Зачем спешить, если вокруг — ягельная тундра? Расцвели ирисы, алые саранки на склонах. Пряный запах цветущего шеламайника дурманит голову, соленый ветер с моря переполняет легкие. Безоблачное небо над Яоваль и Атиюль, синие-синие горы вдали, и спокойно пасется табун. Зачем спешить — за один день на Авьяваям? Разве там лучше, да и может ли быть что-нибудь лучше?

Зима. Мороз, ветер и снег. Наверно, каждый думает — знаю я, что это такое, А видели вы, как несут по улице водку, завернутую в газету? Без бутылки, Замерзшую как льдинку. Ну а ветер...

На вершинах гор стоят геодезические знаки. Тренога из стальной арматуры, стянутая болтами и вбетонированная в скальный фундамент. Небольшой стержень и цилиндрический фонарь наверху. Все, Самой упругой струйке воздуха почти не за что зацепиться. Но откуда берутся знаки, согнутые до основания, кому понадобилось испытывать на них свою силу? Некому, кроме ветра. Вот какой ветер в горной тундре.

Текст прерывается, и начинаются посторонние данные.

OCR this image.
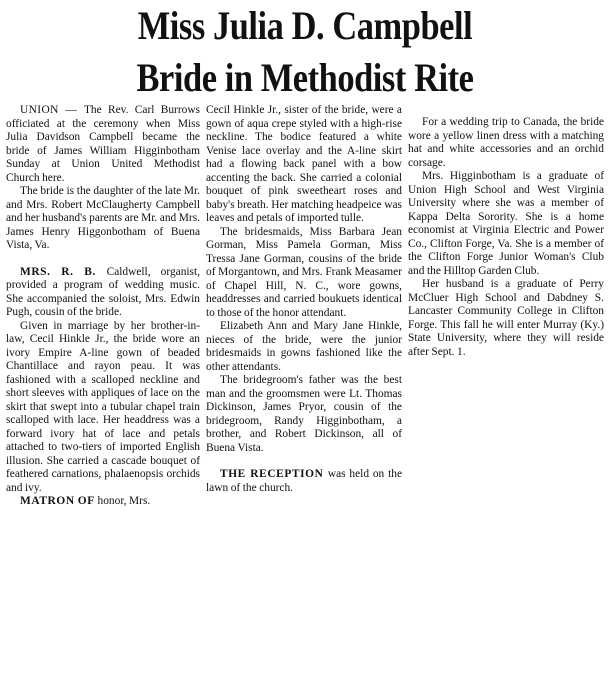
Miss Julia D. Campbell
Bride in Methodist Rite

UNION — The Rev. Carl Burrows officiated at the ceremony when Miss Julia Davidson Campbell became the bride of James William Higginbotham Sunday at Union United Methodist Church here.

The bride is the daughter of the late Mr. and Mrs. Robert McClaugherty Campbell and her husband's parents are Mr. and Mrs. James Henry Higgonbotham of Buena Vista, Va.

MRS. R. B. Caldwell, organist, provided a program of wedding music. She accompanied the soloist, Mrs. Edwin Pugh, cousin of the bride.

Given in marriage by her brother-in-law, Cecil Hinkle Jr., the bride wore an ivory Empire A-line gown of beaded Chantillace and rayon peau. It was fashioned with a scalloped neckline and short sleeves with appliques of lace on the skirt that swept into a tubular chapel train scalloped with lace. Her headdress was a forward ivory hat of lace and petals attached to two-tiers of imported English illusion. She carried a cascade bouquet of feathered carnations, phalaenopsis orchids and ivy.

MATRON OF honor, Mrs.

Cecil Hinkle Jr., sister of the bride, were a gown of aqua crepe styled with a high-rise neckline. The bodice featured a white Venise lace overlay and the A-line skirt had a flowing back panel with a bow accenting the back. She carried a colonial bouquet of pink sweetheart roses and baby's breath. Her matching headpeice was leaves and petals of imported tulle.

The bridesmaids, Miss Barbara Jean Gorman, Miss Pamela Gorman, Miss Tressa Jane Gorman, cousins of the bride of Morgantown, and Mrs. Frank Measamer of Chapel Hill, N. C., wore gowns, headdresses and carried boukuets identical to those of the honor attendant.

Elizabeth Ann and Mary Jane Hinkle, nieces of the bride, were the junior bridesmaids in gowns fashioned like the other attendants.

The bridegroom's father was the best man and the groomsmen were Lt. Thomas Dickinson, James Pryor, cousin of the bridegroom, Randy Higginbotham, a brother, and Robert Dickinson, all of Buena Vista.

THE RECEPTION was held on the lawn of the church.

For a wedding trip to Canada, the bride wore a yellow linen dress with a matching hat and white accessories and an orchid corsage.

Mrs. Higginbotham is a graduate of Union High School and West Virginia University where she was a member of Kappa Delta Sorority. She is a home economist at Virginia Electric and Power Co., Clifton Forge, Va. She is a member of the Clifton Forge Junior Woman's Club and the Hilltop Garden Club.

Her husband is a graduate of Perry McCluer High School and Dabdney S. Lancaster Community College in Clifton Forge. This fall he will enter Murray (Ky.) State University, where they will reside after Sept. 1.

Засыпаны снегом ущелья, долины. Глубоко внизу ягель. Долго придется работать, пока докопаешься. Но у быка крепкие копыта, широкие, как лопаты. Он уже по брюхо в яме, совсем скрылся под снегом, только куцый хвостик высовывается. Зато корм уже под ногами. Самец съедает не все, он откусывает только самые пышные кустики мха. Сильные никогда не бывают жадными. Дальше и дальше гонит он свою траншею поперек долины, и за ним пристраивается важенка, олененок... Еды хватает на всех.

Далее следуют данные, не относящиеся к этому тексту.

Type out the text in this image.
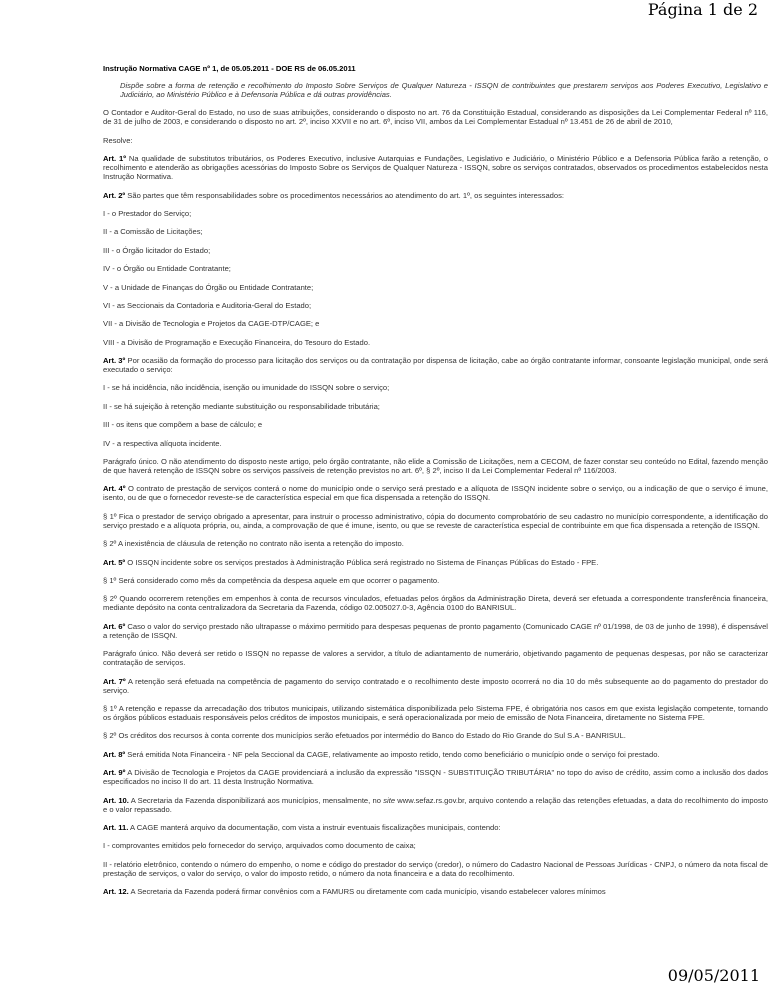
Página 1 de 2

Instrução Normativa CAGE nº 1, de 05.05.2011 - DOE RS de 06.05.2011

Dispõe sobre a forma de retenção e recolhimento do Imposto Sobre Serviços de Qualquer Natureza - ISSQN de contribuintes que prestarem serviços aos Poderes Executivo, Legislativo e Judiciário, ao Ministério Público e à Defensoria Pública e dá outras providências.

O Contador e Auditor-Geral do Estado, no uso de suas atribuições, considerando o disposto no art. 76 da Constituição Estadual, considerando as disposições da Lei Complementar Federal nº 116, de 31 de julho de 2003, e considerando o disposto no art. 2º, inciso XXVII e no art. 6º, inciso VII, ambos da Lei Complementar Estadual nº 13.451 de 26 de abril de 2010,

Resolve:

Art. 1º Na qualidade de substitutos tributários, os Poderes Executivo, inclusive Autarquias e Fundações, Legislativo e Judiciário, o Ministério Público e a Defensoria Pública farão a retenção, o recolhimento e atenderão as obrigações acessórias do Imposto Sobre os Serviços de Qualquer Natureza - ISSQN, sobre os serviços contratados, observados os procedimentos estabelecidos nesta Instrução Normativa.

Art. 2º São partes que têm responsabilidades sobre os procedimentos necessários ao atendimento do art. 1º, os seguintes interessados:

I - o Prestador do Serviço;

II - a Comissão de Licitações;

III - o Órgão licitador do Estado;

IV - o Órgão ou Entidade Contratante;

V - a Unidade de Finanças do Órgão ou Entidade Contratante;

VI - as Seccionais da Contadoria e Auditoria-Geral do Estado;

VII - a Divisão de Tecnologia e Projetos da CAGE-DTP/CAGE; e

VIII - a Divisão de Programação e Execução Financeira, do Tesouro do Estado.

Art. 3º Por ocasião da formação do processo para licitação dos serviços ou da contratação por dispensa de licitação, cabe ao órgão contratante informar, consoante legislação municipal, onde será executado o serviço:

I - se há incidência, não incidência, isenção ou imunidade do ISSQN sobre o serviço;

II - se há sujeição à retenção mediante substituição ou responsabilidade tributária;

III - os itens que compõem a base de cálculo; e

IV - a respectiva alíquota incidente.

Parágrafo único. O não atendimento do disposto neste artigo, pelo órgão contratante, não elide a Comissão de Licitações, nem a CECOM, de fazer constar seu conteúdo no Edital, fazendo menção de que haverá retenção de ISSQN sobre os serviços passíveis de retenção previstos no art. 6º, § 2º, inciso II da Lei Complementar Federal nº 116/2003.

Art. 4º O contrato de prestação de serviços conterá o nome do município onde o serviço será prestado e a alíquota de ISSQN incidente sobre o serviço, ou a indicação de que o serviço é imune, isento, ou de que o fornecedor reveste-se de característica especial em que fica dispensada a retenção do ISSQN.

§ 1º Fica o prestador de serviço obrigado a apresentar, para instruir o processo administrativo, cópia do documento comprobatório de seu cadastro no município correspondente, a identificação do serviço prestado e a alíquota própria, ou, ainda, a comprovação de que é imune, isento, ou que se reveste de característica especial de contribuinte em que fica dispensada a retenção de ISSQN.

§ 2º A inexistência de cláusula de retenção no contrato não isenta a retenção do imposto.

Art. 5º O ISSQN incidente sobre os serviços prestados à Administração Pública será registrado no Sistema de Finanças Públicas do Estado - FPE.

§ 1º Será considerado como mês da competência da despesa aquele em que ocorrer o pagamento.

§ 2º Quando ocorrerem retenções em empenhos à conta de recursos vinculados, efetuadas pelos órgãos da Administração Direta, deverá ser efetuada a correspondente transferência financeira, mediante depósito na conta centralizadora da Secretaria da Fazenda, código 02.005027.0-3, Agência 0100 do BANRISUL.

Art. 6º Caso o valor do serviço prestado não ultrapasse o máximo permitido para despesas pequenas de pronto pagamento (Comunicado CAGE nº 01/1998, de 03 de junho de 1998), é dispensável a retenção de ISSQN.

Parágrafo único. Não deverá ser retido o ISSQN no repasse de valores a servidor, a título de adiantamento de numerário, objetivando pagamento de pequenas despesas, por não se caracterizar contratação de serviços.

Art. 7º A retenção será efetuada na competência de pagamento do serviço contratado e o recolhimento deste imposto ocorrerá no dia 10 do mês subsequente ao do pagamento do prestador do serviço.

§ 1º A retenção e repasse da arrecadação dos tributos municipais, utilizando sistemática disponibilizada pelo Sistema FPE, é obrigatória nos casos em que exista legislação competente, tornando os órgãos públicos estaduais responsáveis pelos créditos de impostos municipais, e será operacionalizada por meio de emissão de Nota Financeira, diretamente no Sistema FPE.

§ 2º Os créditos dos recursos à conta corrente dos municípios serão efetuados por intermédio do Banco do Estado do Rio Grande do Sul S.A - BANRISUL.

Art. 8º Será emitida Nota Financeira - NF pela Seccional da CAGE, relativamente ao imposto retido, tendo como beneficiário o município onde o serviço foi prestado.

Art. 9º A Divisão de Tecnologia e Projetos da CAGE providenciará a inclusão da expressão "ISSQN - SUBSTITUIÇÃO TRIBUTÁRIA" no topo do aviso de crédito, assim como a inclusão dos dados especificados no inciso II do art. 11 desta Instrução Normativa.

Art. 10. A Secretaria da Fazenda disponibilizará aos municípios, mensalmente, no site www.sefaz.rs.gov.br, arquivo contendo a relação das retenções efetuadas, a data do recolhimento do imposto e o valor repassado.

Art. 11. A CAGE manterá arquivo da documentação, com vista a instruir eventuais fiscalizações municipais, contendo:

I - comprovantes emitidos pelo fornecedor do serviço, arquivados como documento de caixa;

II - relatório eletrônico, contendo o número do empenho, o nome e código do prestador do serviço (credor), o número do Cadastro Nacional de Pessoas Jurídicas - CNPJ, o número da nota fiscal de prestação de serviços, o valor do serviço, o valor do imposto retido, o número da nota financeira e a data do recolhimento.

Art. 12. A Secretaria da Fazenda poderá firmar convênios com a FAMURS ou diretamente com cada município, visando estabelecer valores mínimos

09/05/2011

Если копытить не под силу даже самым могучим, табун откочевывает на склоны, где ветер выдувает все до последней снежинки.

Плохо, когда зимние пастбища потравлены летом, плохо, когда гололед или слишком глубокий снег. Тогда беда. Десятками, сотнями гибнут олени, срочно надо спасать табун, перегонять обессилевших животных на самые доступные и богатые места, оставленные как НЗ, или к заготовленным еще с осени стогам сена.

Ну а если обыкновенный мороз, ветер и снег? Хорошо! И Юргенвиль, привалившись спиной к дереву, засыпает на часок. Ему тепло. Олень в одной шкуре не мерзнет, почему он в двойной шкуре должен замерзать?

Не мучает копытка, нет комаров, оводов, ничего не надо носить на себе. Олеин сытые, сильные, легко тянут нарты по белоснежной целине. Куда захочешь, всюду дорога. За дровами, хоть и рядом совсем, к другу в соседнюю бригаду; молодые пастухи то и дело ездят в поселок к девушкам. Зачем «Запорожец», зачем «Жигули» менять на «Волгу»? Мяса вдоволь; захотел пить — сиди, наслаждайся ароматом крепкого чая, вдыхай легкий смолистый дым, любуйся горами, сверкающими и искрящимися под ослепительным солнцем. Чего еще человеку надо? Зачем мебель, когда любой сугроб мягче самого шикарного дивана, зачем квартира, деньги, жадность, зависть? Ведь табун пасется спокойно.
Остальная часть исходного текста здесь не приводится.